Martin mène la danse et impose le rythme… les jambes sont bien présentes et le moteur tourne toujours à plein régime. Si vous imaginiez un Martin Fourcade qui se laisse aller, avec quelques kilos superflus, ce serait mal connaître le phénomène !
Je m’accroche derrière lui et nous finissons ensemble jusqu’au sommet. Un sommet avec un champion olympique, ça valait quand même bien une petite photo !
La descente se fera sur un rythme plus tranquille, un bon moment pour discuter un peu mieux et revenir sur quelques étapes de sa carrière marquante.
Les moments forts de la carrière de Martin Fourcade
Le meilleur souvenir ?
Trois ressortent immédiatement de son esprit : d’abord, sa toute première victoire en coupe du monde, puis la médaille d’argent aux JO de Vancouver alors qu’il n’était pas du tout attendu.
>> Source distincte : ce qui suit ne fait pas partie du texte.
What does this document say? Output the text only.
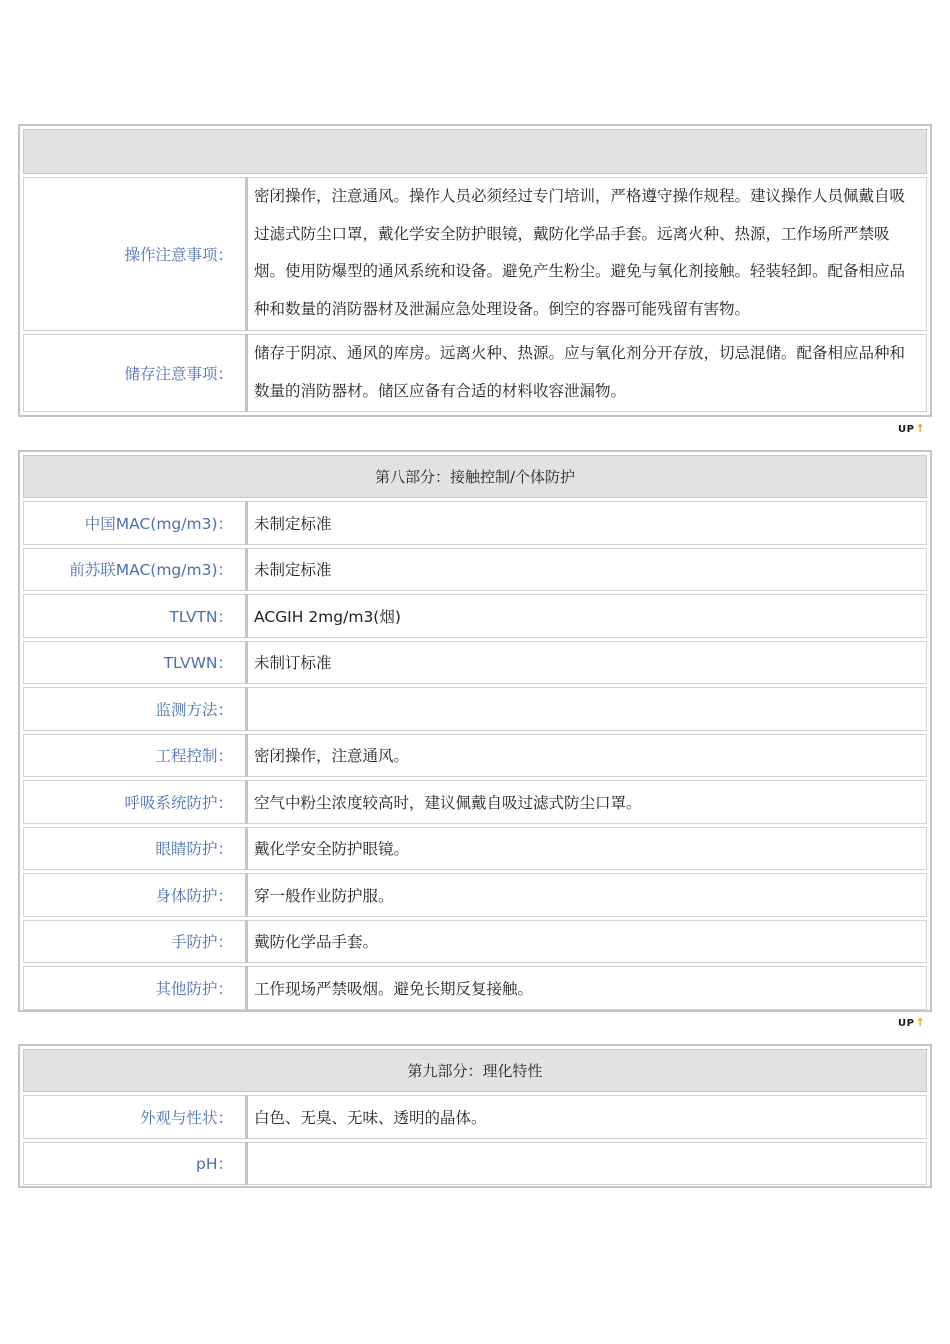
操作注意事项：
密闭操作，注意通风。操作人员必须经过专门培训，严格遵守操作规程。建议操作人员佩戴自吸过滤式防尘口罩，戴化学安全防护眼镜，戴防化学品手套。远离火种、热源，工作场所严禁吸烟。使用防爆型的通风系统和设备。避免产生粉尘。避免与氧化剂接触。轻装轻卸。配备相应品种和数量的消防器材及泄漏应急处理设备。倒空的容器可能残留有害物。
储存注意事项：
储存于阴凉、通风的库房。远离火种、热源。应与氧化剂分开存放，切忌混储。配备相应品种和数量的消防器材。储区应备有合适的材料收容泄漏物。
UP ↑
第八部分：接触控制/个体防护
中国MAC(mg/m3)：	未制定标准
前苏联MAC(mg/m3)：	未制定标准
TLVTN：	ACGIH 2mg/m3(烟)
TLVWN：	未制订标准
监测方法：
工程控制：	密闭操作，注意通风。
呼吸系统防护：	空气中粉尘浓度较高时，建议佩戴自吸过滤式防尘口罩。
眼睛防护：	戴化学安全防护眼镜。
身体防护：	穿一般作业防护服。
手防护：	戴防化学品手套。
其他防护：	工作现场严禁吸烟。避免长期反复接触。
UP ↑
第九部分：理化特性
外观与性状：	白色、无臭、无味、透明的晶体。
pH：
Et surtout l’or olympique glané sur la poursuite aux JO de Sotchi 2014, le lendemain d’une grosse défaite. Une victoire tellement symbolique de sa carrière, forgée sur un mental hors du commun et une capacité à se relever dans toutes les conditions. Une course préparée depuis 2 ans, comme un objectif ultime qui aboutit.
Ses meilleures années ?
« En 2017 – 2018, les sensations sur les skis étaient juste incroyables, je n’avais jamais atteint un tel niveau ».
La redescente fut un peu plus difficile avec une année 2019 étrangement compliquée, comme s’il était soudainement redevenu « humain » :
« Je pense que j’avais mal récupéré après les JO tout simplement, je suis reparti tout de suite dans une préparation et je l’ai payé. J’étais encore sur des performances incroyables pendant la préparation, je surfais sur la vague JO, et derrière la fatigue m’a rattrapé ».
Il parle de sa carrière avec passion, se remémore les belles joutes avec ses adversaires, les frères Boe en tête, évidemment. Il évoque une rivalité toujours saine et respectueuse avec ceux-ci, comme avec la plupart de ses adversaires (sauf avec le russe Shipulin, dont on se souvient de quelques échanges houleux en 2017).
La course à pied
Après la carrière sportive vient le temps de la reconversion. Se fera-t-elle dans la course à pied ? Forcément, nous serions tous très intrigués de voir Martin Fourcade sur nos trails, connaissant ses capacités d’endurance !
Pour le moment, ça ne semble pas vraiment au programme…
Le trail a toujours été une activité de choix dans ses préparations. Il en fait donc toujours beaucoup, sauf que maintenant il peut en profiter sans « prise de tête », sans objectif de chrono, juste pour le plaisir. Il avoue d’ailleurs ne jamais faire de séances VMA, et ne vise pas la performance dans cette pratique.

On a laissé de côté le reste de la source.